Department of Environmental Sciences and Engineering, College of Engineering, Center for Environmental Studies, Kyung Hee University, Seocheon-dong 1, Giheung-gu, Yongin-si, Gyeonggi-do, 446-701, South Korea.
Empresa Pública Municipal de Agua Potable y Alcantarillado de Ibarra EMAPA-I, Antonio José de Sucre 7-77 and Pedro Moncayo Street, Ibarra, Imbabura, Ecuador.
Environ Monit Assess. 2018 Mar 30;190(4):259. doi: 10.1007/s10661-018-6639-x.

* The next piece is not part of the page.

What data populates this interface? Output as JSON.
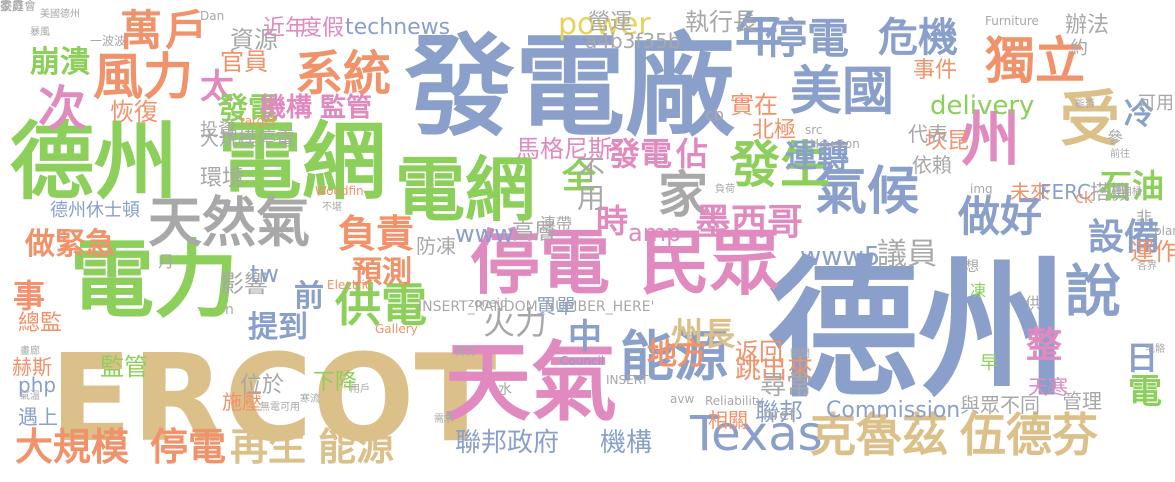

Pollution and the eutrophication process are increasing in lake Yahuarcocha and constant water quality monitoring is essential for a better understanding of the patterns occurring in this ecosystem. In this study, key sensor locations were determined using spatial and temporal analyses combined with geographical information systems (GIS) to assess the influence of weather features, anthropogenic activities, and other non-point pollution sources. A water quality monitoring network was established to obtain data on 14 physicochemical and microbiological parameters at each of seven sample sites over a period of 13 months. A spatial and temporal statistical approach using pattern recognition techniques, such as cluster analysis (CA) and discriminant analysis (DA), was employed to classify and identify the most important water quality parameters in the lake. The original monitoring network was reduced to four optimal sensor locations based on a fuzzy overlay of the interpolations of concentration variations of the most important parameters.
湖泊 Yahuarcocha 的污染和富营养化过程正在加剧,因此对水质进行持续监测对于更好地了解该生态系统中发生的情况至关重要。在这项研究中,使用时空分析结合地理信息系统(GIS)确定了关键传感器位置,以评估天气特征、人为活动和其他非点污染源的影响。建立了一个水质监测网络,在 13 个月的时间内,在七个采样点的每一个点上获取 14 个物理化学和微生物参数的数据。使用模式识别技术(如聚类分析(CA)和判别分析(DA))进行时空统计分析,对湖泊中最重要的水质参数进行分类和识别。根据最重要参数浓度变化插值的模糊叠加,将原始监测网络减少到四个最佳传感器位置。